Le témoignage de Humphrey montre l’issue personnellement dévastatrice pour Assange de la vendetta multiétatique contre lui. Ce que le rapporteur spécial des Nations unies sur la torture, Nils Melzer, a décrit en mai 2019 comme une décennie de «persécution collective» et de «torture psychologique» d’Assange a eu l’effet escompté.

La procédure de mercredi s’est terminée par l’opposition de la juge Vanessa Baraitser à la demande de Fitzgerald d’un ajournement après le témoignage de la semaine prochaine pour permettre à la défense de se préparer adéquatement aux conclusions finales. Fitzgerald a cité l’impact du second acte d’accusation américain, entré à la veille de l’audience, rappelant que la demande d’ajournement de la défense avait été rejetée, et a déclaré: «nous devons encore recevoir des instructions [d’Assange] à ce sujet».
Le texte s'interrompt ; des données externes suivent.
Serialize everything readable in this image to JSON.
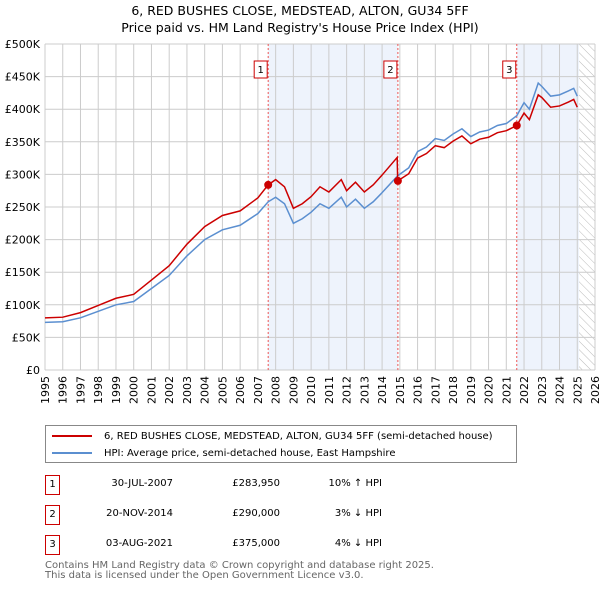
{
  "title_line1": "6, RED BUSHES CLOSE, MEDSTEAD, ALTON, GU34 5FF",
  "title_line2": "Price paid vs. HM Land Registry's House Price Index (HPI)",
  "colors": {
    "property": "#cc0000",
    "hpi": "#5b8fd0",
    "shade": "#eef3fc"
  },
  "chart_data": {
    "type": "line",
    "xlim": [
      1995,
      2026
    ],
    "ylim": [
      0,
      500000
    ],
    "xticks": [
      "1995",
      "1996",
      "1997",
      "1998",
      "1999",
      "2000",
      "2001",
      "2002",
      "2003",
      "2004",
      "2005",
      "2006",
      "2007",
      "2008",
      "2009",
      "2010",
      "2011",
      "2012",
      "2013",
      "2014",
      "2015",
      "2016",
      "2017",
      "2018",
      "2019",
      "2020",
      "2021",
      "2022",
      "2023",
      "2024",
      "2025",
      "2026"
    ],
    "yticks": [
      {
        "v": 0,
        "label": "£0"
      },
      {
        "v": 50000,
        "label": "£50K"
      },
      {
        "v": 100000,
        "label": "£100K"
      },
      {
        "v": 150000,
        "label": "£150K"
      },
      {
        "v": 200000,
        "label": "£200K"
      },
      {
        "v": 250000,
        "label": "£250K"
      },
      {
        "v": 300000,
        "label": "£300K"
      },
      {
        "v": 350000,
        "label": "£350K"
      },
      {
        "v": 400000,
        "label": "£400K"
      },
      {
        "v": 450000,
        "label": "£450K"
      },
      {
        "v": 500000,
        "label": "£500K"
      }
    ],
    "hatch_from": 2025.1,
    "series": [
      {
        "name": "6, RED BUSHES CLOSE, MEDSTEAD, ALTON, GU34 5FF (semi-detached house)",
        "color": "#cc0000",
        "x": [
          1995,
          1996,
          1997,
          1998,
          1999,
          2000,
          2001,
          2002,
          2003,
          2004,
          2005,
          2006,
          2007,
          2007.58,
          2008,
          2008.5,
          2009,
          2009.5,
          2010,
          2010.5,
          2011,
          2011.7,
          2012,
          2012.5,
          2013,
          2013.5,
          2014,
          2014.85,
          2014.88,
          2015.5,
          2016,
          2016.5,
          2017,
          2017.5,
          2018,
          2018.5,
          2019,
          2019.5,
          2020,
          2020.5,
          2021,
          2021.59,
          2022,
          2022.3,
          2022.8,
          2023,
          2023.5,
          2024,
          2024.5,
          2024.8,
          2025
        ],
        "y": [
          80,
          81,
          88,
          99,
          110,
          116,
          138,
          160,
          193,
          220,
          237,
          244,
          264,
          284,
          292,
          281,
          248,
          255,
          266,
          281,
          273,
          292,
          275,
          288,
          273,
          284,
          299,
          326,
          290,
          301,
          325,
          332,
          344,
          341,
          351,
          359,
          347,
          354,
          357,
          364,
          367,
          375,
          394,
          384,
          422,
          418,
          403,
          405,
          411,
          415,
          403
        ]
      },
      {
        "name": "HPI: Average price, semi-detached house, East Hampshire",
        "color": "#5b8fd0",
        "x": [
          1995,
          1996,
          1997,
          1998,
          1999,
          2000,
          2001,
          2002,
          2003,
          2004,
          2005,
          2006,
          2007,
          2007.58,
          2008,
          2008.5,
          2009,
          2009.5,
          2010,
          2010.5,
          2011,
          2011.7,
          2012,
          2012.5,
          2013,
          2013.5,
          2014,
          2014.88,
          2015.5,
          2016,
          2016.5,
          2017,
          2017.5,
          2018,
          2018.5,
          2019,
          2019.5,
          2020,
          2020.5,
          2021,
          2021.59,
          2022,
          2022.3,
          2022.8,
          2023,
          2023.5,
          2024,
          2024.5,
          2024.8,
          2025
        ],
        "y": [
          73,
          74,
          80,
          90,
          100,
          105,
          125,
          145,
          175,
          200,
          215,
          222,
          240,
          258,
          265,
          255,
          225,
          232,
          242,
          255,
          248,
          265,
          250,
          262,
          248,
          258,
          272,
          298,
          310,
          335,
          342,
          355,
          352,
          362,
          370,
          358,
          365,
          368,
          375,
          378,
          390,
          410,
          400,
          440,
          435,
          420,
          422,
          428,
          432,
          420
        ]
      }
    ],
    "y_units": "thousands GBP",
    "sales": [
      {
        "n": "1",
        "x": 2007.58,
        "y": 283950,
        "date": "30-JUL-2007",
        "price": "£283,950",
        "vs": "10% ↑ HPI"
      },
      {
        "n": "2",
        "x": 2014.89,
        "y": 290000,
        "date": "20-NOV-2014",
        "price": "£290,000",
        "vs": "3% ↓ HPI"
      },
      {
        "n": "3",
        "x": 2021.59,
        "y": 375000,
        "date": "03-AUG-2021",
        "price": "£375,000",
        "vs": "4% ↓ HPI"
      }
    ]
  },
  "legend": {
    "property": "6, RED BUSHES CLOSE, MEDSTEAD, ALTON, GU34 5FF (semi-detached house)",
    "hpi": "HPI: Average price, semi-detached house, East Hampshire"
  },
  "footer": {
    "line1": "Contains HM Land Registry data © Crown copyright and database right 2025.",
    "line2": "This data is licensed under the Open Government Licence v3.0."
  }
}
Fitzgerald a poursuivi, «Je ne pense pas que nous puissions rendre justice à l’affaire de M. Assange à moins de disposer d’une période de temps significative.» Baraitser a répondu: «Vous avez le week-end.» Lorsque Fitzgerald répondit: «Nous n’avons pas le temps, nous préparons les témoins pour la semaine prochaine», Baraitser lui dit: «c’est la situation dans laquelle vous vous trouvez.»

Fitzgerald a indiqué qu’il allait présenter une demande officielle d’ajournement, après en avoir discuté avec Assange, Baraitser lui a répondu: «Ne comptez pas sur moi pour vous accorder ce temps».